“Regulations on the Administration of Compensation for Ecological and Environmental Damage”


On 28 April, the Ministry of Ecology and Environment (MEE), together with the Supreme Court, the Supreme Prosecutor, the Ministry of Science and Technology, the Ministry of Public Security, and a total of 14 other relevant departments, issued the “Regulations on the Administration of Compensation for Damage to the Ecological Environment”.

In promoting the implementation of the compensation system for ecological and environmental damage, the Regulations propose four aspects:

  1. to clarify the division of tasks among departments;
  2. to consolidate the responsibilities of local party committees and governments;
  3. to clarify the content of rewards and penalties;
  4. to standardize and unify work procedures.

The Regulations specify that the scope of compensation for ecological damage includes five aspects:

  1. clean-up costs;
  2. restoration costs;
  3. loss of service functions during ecological restoration;
  4. permanent damage to ecological functions;
  5. reasonable costs for investigation, appraisal and assessment.

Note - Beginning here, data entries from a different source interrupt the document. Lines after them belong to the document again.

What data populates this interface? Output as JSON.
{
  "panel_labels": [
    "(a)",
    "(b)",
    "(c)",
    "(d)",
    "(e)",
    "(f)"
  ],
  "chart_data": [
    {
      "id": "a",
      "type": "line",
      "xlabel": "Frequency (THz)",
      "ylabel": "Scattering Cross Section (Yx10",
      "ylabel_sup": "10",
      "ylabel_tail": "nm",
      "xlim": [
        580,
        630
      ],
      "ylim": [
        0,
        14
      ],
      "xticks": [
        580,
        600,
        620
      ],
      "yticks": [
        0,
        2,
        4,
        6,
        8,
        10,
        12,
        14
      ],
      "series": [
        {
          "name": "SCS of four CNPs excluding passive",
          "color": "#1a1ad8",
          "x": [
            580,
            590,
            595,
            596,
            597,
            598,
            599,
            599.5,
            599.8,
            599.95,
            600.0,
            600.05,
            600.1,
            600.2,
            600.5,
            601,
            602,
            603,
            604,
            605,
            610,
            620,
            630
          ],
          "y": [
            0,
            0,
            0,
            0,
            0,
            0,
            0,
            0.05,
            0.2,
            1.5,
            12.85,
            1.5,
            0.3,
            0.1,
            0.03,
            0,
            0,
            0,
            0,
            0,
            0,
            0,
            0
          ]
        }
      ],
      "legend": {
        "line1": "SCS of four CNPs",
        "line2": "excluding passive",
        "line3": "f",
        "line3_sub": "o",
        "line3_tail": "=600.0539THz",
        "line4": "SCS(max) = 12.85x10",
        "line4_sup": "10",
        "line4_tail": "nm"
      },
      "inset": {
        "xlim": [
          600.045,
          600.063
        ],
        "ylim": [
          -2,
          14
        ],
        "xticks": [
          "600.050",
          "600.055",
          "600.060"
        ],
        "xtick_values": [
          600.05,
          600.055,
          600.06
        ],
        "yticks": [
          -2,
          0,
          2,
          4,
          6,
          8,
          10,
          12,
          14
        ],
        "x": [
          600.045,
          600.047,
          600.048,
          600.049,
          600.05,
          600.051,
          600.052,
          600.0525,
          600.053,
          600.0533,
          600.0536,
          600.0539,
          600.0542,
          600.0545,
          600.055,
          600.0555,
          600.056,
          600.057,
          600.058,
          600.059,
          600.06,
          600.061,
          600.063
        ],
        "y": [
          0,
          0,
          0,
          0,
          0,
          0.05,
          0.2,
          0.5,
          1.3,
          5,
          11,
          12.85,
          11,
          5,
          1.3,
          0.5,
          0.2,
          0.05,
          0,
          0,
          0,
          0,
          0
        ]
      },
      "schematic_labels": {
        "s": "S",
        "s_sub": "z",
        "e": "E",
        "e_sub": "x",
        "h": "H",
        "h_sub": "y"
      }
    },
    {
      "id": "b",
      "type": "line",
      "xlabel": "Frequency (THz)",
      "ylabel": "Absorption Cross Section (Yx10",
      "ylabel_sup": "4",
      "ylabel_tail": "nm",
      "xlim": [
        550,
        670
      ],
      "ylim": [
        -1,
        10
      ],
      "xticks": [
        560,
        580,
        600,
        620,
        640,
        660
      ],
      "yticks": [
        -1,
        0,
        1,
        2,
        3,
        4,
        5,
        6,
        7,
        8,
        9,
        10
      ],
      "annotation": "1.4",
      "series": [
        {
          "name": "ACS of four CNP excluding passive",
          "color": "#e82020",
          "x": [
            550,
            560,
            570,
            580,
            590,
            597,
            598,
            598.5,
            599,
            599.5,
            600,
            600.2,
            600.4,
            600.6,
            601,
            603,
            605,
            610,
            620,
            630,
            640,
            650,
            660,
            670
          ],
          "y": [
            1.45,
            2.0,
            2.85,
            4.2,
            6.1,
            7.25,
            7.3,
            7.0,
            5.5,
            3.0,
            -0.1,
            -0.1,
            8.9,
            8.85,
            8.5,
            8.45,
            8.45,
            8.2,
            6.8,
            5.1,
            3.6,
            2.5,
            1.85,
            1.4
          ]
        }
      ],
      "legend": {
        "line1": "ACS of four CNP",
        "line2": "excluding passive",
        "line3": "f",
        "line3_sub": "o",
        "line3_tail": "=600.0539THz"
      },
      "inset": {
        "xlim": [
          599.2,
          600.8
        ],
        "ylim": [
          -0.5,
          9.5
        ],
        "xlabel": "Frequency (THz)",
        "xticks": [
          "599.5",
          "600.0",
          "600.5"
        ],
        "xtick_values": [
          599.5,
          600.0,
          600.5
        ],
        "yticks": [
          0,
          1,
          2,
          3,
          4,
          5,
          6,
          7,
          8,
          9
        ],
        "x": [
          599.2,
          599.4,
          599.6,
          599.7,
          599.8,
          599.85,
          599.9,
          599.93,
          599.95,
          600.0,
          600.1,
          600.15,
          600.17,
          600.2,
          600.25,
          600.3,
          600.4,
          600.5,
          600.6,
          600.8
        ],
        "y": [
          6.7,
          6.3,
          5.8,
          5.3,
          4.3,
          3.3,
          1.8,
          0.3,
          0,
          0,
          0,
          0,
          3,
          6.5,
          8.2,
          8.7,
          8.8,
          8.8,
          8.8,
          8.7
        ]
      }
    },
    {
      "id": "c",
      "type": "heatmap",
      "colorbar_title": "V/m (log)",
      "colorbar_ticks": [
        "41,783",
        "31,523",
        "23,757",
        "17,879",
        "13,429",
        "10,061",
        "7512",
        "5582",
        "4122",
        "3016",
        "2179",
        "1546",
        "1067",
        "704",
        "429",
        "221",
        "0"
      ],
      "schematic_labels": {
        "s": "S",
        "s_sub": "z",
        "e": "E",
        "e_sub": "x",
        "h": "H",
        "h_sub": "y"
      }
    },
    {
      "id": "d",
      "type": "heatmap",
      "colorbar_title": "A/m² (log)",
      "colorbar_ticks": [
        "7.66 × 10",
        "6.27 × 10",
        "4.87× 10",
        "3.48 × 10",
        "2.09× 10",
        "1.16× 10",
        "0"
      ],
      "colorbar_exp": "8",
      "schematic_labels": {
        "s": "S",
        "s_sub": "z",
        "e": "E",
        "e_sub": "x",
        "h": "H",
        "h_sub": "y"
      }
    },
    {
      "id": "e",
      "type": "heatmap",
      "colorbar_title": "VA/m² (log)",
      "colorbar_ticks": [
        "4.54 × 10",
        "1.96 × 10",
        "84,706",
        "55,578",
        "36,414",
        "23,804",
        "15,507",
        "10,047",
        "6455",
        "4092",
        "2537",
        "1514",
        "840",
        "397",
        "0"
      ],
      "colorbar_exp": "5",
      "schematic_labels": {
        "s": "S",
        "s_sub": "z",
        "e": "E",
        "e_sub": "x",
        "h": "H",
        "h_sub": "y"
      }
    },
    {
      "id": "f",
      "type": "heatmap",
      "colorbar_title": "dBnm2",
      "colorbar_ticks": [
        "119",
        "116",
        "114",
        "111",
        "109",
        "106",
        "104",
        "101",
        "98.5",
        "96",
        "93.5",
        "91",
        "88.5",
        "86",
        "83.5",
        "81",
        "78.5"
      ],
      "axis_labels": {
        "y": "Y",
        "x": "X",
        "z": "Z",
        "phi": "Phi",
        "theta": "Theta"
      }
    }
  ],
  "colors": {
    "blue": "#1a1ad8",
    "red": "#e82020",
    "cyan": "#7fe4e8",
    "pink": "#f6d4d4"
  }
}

The Regulations state that ecological damage is classified as either repairable or irreparable. For those that can be restored, they should be restored to the baseline level before ecological damage or to an acceptable level of ecological risk. For those that cannot be repaired, the person liable for compensation shall compensate for the relevant losses and related costs within the scope of compensation for ecological and environmental damage. Compensation shall be in accordance with the law, or subject to the relevant ecological restoration regulations and policies and planning, carry out alternative restoration to achieve equivalent restoration of the ecological environment and its service functions.

The significance of the Regulations lies in the fact that they set out the requirements and objectives for the next step of work, provide relevant institutional design and arrangements to address the outstanding issues in practice, and provide a strong institutional guarantee for the deepening of ecological and environmental damage compensation work.